The six Swiss ski mountaineers – of which five were found dead – who have been missing since Saturday are between 21 and 58 years old, five of them belong to the same family from Valais while another person, a woman, comes from the canton of Fribourg. According to what was reported on the website of the Swiss newspaper Le Nouvelliste, they are three brothers including a municipal administrator, their uncle, their cousin and the friend of one of the three brothers. Several of them were experienced mountaineers and some were training for a world-famous ski mountaineering race scheduled for April, the Patrouille des glaciers, whose route also passes along the Zermatt-Arolla route they were following.

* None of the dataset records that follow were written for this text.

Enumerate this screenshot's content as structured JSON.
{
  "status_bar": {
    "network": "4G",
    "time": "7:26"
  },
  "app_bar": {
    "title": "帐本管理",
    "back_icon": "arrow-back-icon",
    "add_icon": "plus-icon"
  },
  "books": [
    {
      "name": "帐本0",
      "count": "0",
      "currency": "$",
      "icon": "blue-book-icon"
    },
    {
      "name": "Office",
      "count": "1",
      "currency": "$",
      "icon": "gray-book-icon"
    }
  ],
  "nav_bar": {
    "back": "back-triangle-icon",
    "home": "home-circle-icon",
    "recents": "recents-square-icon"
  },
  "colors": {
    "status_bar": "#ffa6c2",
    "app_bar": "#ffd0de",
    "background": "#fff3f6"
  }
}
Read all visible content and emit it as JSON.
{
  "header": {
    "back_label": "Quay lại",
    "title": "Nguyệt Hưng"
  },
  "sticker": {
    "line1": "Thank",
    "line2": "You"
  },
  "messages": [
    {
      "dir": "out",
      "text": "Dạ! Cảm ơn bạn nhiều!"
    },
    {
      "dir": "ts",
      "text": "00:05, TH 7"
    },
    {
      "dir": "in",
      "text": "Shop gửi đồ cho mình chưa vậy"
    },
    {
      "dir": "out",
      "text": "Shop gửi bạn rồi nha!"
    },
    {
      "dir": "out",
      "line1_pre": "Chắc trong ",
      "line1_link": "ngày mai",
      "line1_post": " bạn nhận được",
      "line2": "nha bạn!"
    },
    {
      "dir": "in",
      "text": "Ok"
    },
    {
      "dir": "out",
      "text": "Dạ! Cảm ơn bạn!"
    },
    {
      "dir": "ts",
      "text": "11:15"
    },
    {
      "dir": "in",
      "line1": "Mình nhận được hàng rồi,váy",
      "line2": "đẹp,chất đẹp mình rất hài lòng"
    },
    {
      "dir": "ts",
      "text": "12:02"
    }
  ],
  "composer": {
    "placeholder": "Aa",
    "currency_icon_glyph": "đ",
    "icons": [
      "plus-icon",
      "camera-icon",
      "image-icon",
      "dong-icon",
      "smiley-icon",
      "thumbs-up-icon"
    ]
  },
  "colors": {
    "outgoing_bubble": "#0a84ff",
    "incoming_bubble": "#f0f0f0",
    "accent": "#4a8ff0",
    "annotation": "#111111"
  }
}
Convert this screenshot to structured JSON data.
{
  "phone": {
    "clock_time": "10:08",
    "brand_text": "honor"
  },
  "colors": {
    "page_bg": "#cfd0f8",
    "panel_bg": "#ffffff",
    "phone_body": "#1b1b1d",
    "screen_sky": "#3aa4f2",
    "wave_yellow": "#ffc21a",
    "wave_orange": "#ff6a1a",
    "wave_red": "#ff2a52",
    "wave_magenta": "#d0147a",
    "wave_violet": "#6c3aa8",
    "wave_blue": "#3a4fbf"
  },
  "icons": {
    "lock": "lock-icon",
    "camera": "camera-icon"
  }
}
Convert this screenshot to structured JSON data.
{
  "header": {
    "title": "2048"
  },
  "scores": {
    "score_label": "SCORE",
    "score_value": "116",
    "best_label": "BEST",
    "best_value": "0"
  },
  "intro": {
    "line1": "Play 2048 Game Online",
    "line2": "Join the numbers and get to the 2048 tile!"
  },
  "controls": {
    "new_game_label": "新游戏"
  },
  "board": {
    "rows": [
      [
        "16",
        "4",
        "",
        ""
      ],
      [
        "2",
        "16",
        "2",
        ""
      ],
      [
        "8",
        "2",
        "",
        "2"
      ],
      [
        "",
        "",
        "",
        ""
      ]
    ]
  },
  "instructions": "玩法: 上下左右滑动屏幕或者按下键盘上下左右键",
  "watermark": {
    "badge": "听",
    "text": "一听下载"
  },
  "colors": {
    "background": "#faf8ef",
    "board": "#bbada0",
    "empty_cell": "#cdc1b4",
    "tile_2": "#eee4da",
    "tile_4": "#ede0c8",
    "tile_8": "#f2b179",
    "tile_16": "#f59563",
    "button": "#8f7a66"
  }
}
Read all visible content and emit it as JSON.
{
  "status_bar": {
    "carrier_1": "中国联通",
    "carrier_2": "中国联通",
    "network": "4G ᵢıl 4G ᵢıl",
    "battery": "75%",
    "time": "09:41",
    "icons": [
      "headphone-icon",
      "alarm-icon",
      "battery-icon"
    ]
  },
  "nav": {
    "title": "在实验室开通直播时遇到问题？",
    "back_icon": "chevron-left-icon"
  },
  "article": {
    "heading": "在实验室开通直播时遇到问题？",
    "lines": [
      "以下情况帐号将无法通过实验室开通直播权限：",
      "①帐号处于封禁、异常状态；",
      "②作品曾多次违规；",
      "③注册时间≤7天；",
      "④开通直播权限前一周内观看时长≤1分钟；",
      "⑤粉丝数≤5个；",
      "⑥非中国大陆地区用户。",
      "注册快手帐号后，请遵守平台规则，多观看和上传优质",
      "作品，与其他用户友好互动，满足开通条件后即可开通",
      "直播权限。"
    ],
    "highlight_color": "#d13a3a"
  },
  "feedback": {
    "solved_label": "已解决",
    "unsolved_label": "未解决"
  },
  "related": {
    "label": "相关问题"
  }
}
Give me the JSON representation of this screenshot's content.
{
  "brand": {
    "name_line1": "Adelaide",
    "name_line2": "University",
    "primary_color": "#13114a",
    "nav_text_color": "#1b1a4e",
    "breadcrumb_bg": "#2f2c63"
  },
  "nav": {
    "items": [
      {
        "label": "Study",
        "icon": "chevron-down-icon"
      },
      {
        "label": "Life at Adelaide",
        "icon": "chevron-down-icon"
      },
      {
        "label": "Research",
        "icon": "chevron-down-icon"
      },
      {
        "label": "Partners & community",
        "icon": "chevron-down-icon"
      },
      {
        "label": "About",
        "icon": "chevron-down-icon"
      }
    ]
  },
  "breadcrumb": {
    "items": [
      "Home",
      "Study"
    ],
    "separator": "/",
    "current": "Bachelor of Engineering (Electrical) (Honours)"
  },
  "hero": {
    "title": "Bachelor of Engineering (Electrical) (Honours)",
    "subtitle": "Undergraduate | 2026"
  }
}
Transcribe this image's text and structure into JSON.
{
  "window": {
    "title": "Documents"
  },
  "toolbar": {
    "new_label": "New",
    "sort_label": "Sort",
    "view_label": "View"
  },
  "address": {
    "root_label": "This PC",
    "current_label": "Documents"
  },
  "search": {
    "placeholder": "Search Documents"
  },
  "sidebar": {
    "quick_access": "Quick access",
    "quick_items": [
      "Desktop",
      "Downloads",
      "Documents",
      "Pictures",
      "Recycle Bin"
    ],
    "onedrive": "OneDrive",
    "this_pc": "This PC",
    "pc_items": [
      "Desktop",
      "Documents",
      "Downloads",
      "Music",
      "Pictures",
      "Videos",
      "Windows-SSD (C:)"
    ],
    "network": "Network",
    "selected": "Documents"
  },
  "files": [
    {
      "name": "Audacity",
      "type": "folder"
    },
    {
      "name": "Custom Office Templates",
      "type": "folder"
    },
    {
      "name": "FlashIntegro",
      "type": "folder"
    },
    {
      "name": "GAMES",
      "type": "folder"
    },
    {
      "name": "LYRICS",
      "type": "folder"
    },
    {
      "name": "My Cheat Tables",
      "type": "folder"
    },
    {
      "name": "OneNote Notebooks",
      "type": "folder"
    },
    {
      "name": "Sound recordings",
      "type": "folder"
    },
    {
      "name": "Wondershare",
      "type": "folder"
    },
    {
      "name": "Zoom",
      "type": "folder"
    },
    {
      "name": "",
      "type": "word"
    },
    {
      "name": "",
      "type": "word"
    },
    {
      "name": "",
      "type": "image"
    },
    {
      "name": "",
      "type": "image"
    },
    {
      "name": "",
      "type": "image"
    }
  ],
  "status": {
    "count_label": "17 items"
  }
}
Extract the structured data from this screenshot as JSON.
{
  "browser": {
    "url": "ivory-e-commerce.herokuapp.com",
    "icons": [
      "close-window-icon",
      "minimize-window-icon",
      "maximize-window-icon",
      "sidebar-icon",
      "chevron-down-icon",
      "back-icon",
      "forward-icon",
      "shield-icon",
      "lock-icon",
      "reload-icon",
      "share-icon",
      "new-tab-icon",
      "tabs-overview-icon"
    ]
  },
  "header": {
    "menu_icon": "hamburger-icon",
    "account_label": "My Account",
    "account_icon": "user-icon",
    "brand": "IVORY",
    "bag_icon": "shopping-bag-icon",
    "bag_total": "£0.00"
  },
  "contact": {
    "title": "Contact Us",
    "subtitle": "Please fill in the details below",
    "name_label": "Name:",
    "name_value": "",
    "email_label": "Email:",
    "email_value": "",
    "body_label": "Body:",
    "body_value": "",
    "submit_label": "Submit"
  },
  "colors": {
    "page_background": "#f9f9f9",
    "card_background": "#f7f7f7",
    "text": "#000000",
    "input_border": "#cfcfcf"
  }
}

The alarm was raised on Saturday afternoon around 4pm by a family member who was waiting for the group in Arolla, in the Val d'Hérens. A phone call made shortly afterwards, at 5.19pm, by one of the six missing people allowed them to be located in the Col de la Tete Blanche sector, at around 3,500 meters above sea level, just over half a kilometer as the crow flies from the border with Italy and the Aosta Valley. During the night between Saturday and Sunday, five Swiss rescuers attempted to reach the group on foot from Zermatt, but due to the terrible weather conditions and the danger of avalanches they had to give up. The Aosta Valley Alpine Rescue Service had also been alerted, in the hope that the weather conditions on the southern side would allow intervention by helicopter. Yesterday, in another accident, a skier who was off-piste died in hospital in Sion (Switzerland) from injuries sustained after being hit by an avalanche in the Swiss Val Ferret.